「超ウケるんですけどー」などといった具合に、若い子が何でもかんでも「超」をつけていた時代を経て、今はなんでもかんでも「めっちゃ○○」と言う子が多い気がする。

「超」が乱用されていたのと同様に、「めっちゃ美味しい」「めっちゃ嬉しい」「めっちゃキレイ!」などという具合に、「めっちゃ」をつけるのって、中身はどうあれ、強調することで気分を高めようとする「自家発電式ドラマチック表現」のようなものなのだろうか。

そういえば、「クソワロタ」などのネット用語から「くそたのしい」とか「くそうまい」とか、本来汚い「くそ」を肯定的につけて強調する言い方もよく耳に&目にするけど……。
『北海道・東北 「方言」から見える県民性の謎』(実業之日本社)や『出身地(イナカ)がわかる方言』(幻冬舎文庫)等の著書を持つ東京女子大学・現代教養学部の篠崎晃一教授に聞いてみた。

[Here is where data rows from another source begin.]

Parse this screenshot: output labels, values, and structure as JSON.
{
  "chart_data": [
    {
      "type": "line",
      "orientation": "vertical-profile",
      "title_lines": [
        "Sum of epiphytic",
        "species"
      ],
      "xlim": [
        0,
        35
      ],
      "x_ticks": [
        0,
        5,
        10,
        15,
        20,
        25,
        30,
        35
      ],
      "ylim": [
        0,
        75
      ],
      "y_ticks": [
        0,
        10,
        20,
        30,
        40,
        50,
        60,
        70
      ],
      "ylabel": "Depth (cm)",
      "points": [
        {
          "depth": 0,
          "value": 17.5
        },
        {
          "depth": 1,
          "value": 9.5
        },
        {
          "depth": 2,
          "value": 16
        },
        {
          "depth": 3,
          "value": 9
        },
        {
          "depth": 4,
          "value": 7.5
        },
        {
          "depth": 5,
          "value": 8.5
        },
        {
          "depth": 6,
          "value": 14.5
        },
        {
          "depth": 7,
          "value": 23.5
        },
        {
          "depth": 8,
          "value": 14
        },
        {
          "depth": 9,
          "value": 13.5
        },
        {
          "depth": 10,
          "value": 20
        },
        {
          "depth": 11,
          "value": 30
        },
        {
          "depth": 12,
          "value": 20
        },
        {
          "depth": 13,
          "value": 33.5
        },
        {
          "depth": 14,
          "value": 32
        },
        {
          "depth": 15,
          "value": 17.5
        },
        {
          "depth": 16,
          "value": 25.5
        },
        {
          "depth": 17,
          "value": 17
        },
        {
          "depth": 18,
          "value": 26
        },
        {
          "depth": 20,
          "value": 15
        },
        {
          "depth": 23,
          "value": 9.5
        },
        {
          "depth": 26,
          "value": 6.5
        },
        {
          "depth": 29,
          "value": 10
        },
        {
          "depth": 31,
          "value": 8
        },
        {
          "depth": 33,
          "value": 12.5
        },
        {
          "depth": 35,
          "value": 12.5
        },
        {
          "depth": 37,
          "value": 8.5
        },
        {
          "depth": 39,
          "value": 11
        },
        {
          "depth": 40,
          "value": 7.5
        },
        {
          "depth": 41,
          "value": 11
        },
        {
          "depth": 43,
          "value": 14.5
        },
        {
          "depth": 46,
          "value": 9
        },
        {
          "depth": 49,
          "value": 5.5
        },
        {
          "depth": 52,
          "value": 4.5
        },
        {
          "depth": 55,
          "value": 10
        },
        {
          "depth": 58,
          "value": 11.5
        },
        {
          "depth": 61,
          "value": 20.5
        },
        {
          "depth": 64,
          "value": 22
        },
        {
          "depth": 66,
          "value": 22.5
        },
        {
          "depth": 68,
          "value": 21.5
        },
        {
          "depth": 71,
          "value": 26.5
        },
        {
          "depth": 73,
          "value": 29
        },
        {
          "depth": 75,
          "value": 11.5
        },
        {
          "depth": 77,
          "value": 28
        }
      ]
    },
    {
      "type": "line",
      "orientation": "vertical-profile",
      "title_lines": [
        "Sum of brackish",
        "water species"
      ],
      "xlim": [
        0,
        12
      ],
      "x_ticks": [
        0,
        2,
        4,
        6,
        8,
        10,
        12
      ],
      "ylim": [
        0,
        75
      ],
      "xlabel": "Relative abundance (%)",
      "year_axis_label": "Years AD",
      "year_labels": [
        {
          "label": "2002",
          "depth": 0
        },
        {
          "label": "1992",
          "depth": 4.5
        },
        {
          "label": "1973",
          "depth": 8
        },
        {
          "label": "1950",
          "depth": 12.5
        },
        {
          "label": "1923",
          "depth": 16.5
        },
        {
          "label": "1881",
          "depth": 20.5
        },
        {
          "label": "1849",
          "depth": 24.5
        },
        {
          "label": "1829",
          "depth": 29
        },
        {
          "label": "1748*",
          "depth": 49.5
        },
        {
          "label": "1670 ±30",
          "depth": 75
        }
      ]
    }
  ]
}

「確かに、若い人に『めっちゃ』という表現を使う人は多いですね。『めっちゃ』はもともと関強調の意味を表す関西方言です。東京などの人からすると方言を使うことで『日常』の閉塞感を打破し、『非日常』のインパクトや変化をもたせたいという意味合いがあると思います」

テレビで芸人さんなどが使う関西弁を耳にする機会が増え、非日常として「使ってみたい」「関西人っぽくなりたい」と考える人が、方言を自分の言葉の中に散りばめる傾向があるそうだ。
「方言が『ブランド化』しているということです。
たとえば、関西方言を使うことで、たいしたことを言わなくても面白く聞こえるとか、女の子は博多弁を使うと可愛く聞こえるとか、アクセサリーのように、装飾的に方言を使うんですよね」

少し前に女子高生の間で方言が流行ったそうだが、それも「語」「言葉」として取り入れるより、「音」として、耳に残るものをアクセサリー感覚で取り入れていたと言う。
「音として取り入れるので、新しい音楽を受け入れるのと同じ感覚で、用法は正しくないことも案外あるんですよ」
そう思うと、「ザギンでシースー(銀座で寿司)」などといった、かつての業界用語にも近い「音」の遊びなのかも?
でも、業界用語を芸能人が面白がって使い、それを一般人も真似て取り入れていた時代(本当に使っていたかは謎だが)と違い、アクセサリー的に使うものが「方言」というのは面白い現象ではある。

これって、いつ頃からなのか。
「90年代くらいから、地方活性化の動きにより、方言グッズが増えたり、イベントで使われたりと、方言を町おこしのアイテムとして活用する動きが出てきました」
もともとは「地域活性化」として方言を利用しようと大人が考えたことに、若い人もかかわるようになり、うまい具合に若い人たちがハマッていったのではないかという。
「社会の流れとしても、『B-1グランプリ』や『ゆるキャラ』が流行し、地元志向の強い、地元に愛着を強く持つ人たちを指す『マイルドヤンキー』なんて言葉も出てきて、『地方の時代』と言われます。手軽によその地元を取り入れてみたいという思いがあるんだと思います」

「似非関西弁」などは嫌われることも多いけど、単語レベルで取り入れ、ときには本来の意味を逸脱した「新語」的使い方によって、アクセサリー感覚で方言を楽しむ若い人たち。

今後、さらにさまざまな地域の方言が日常語の中に入ってくるかもしれません。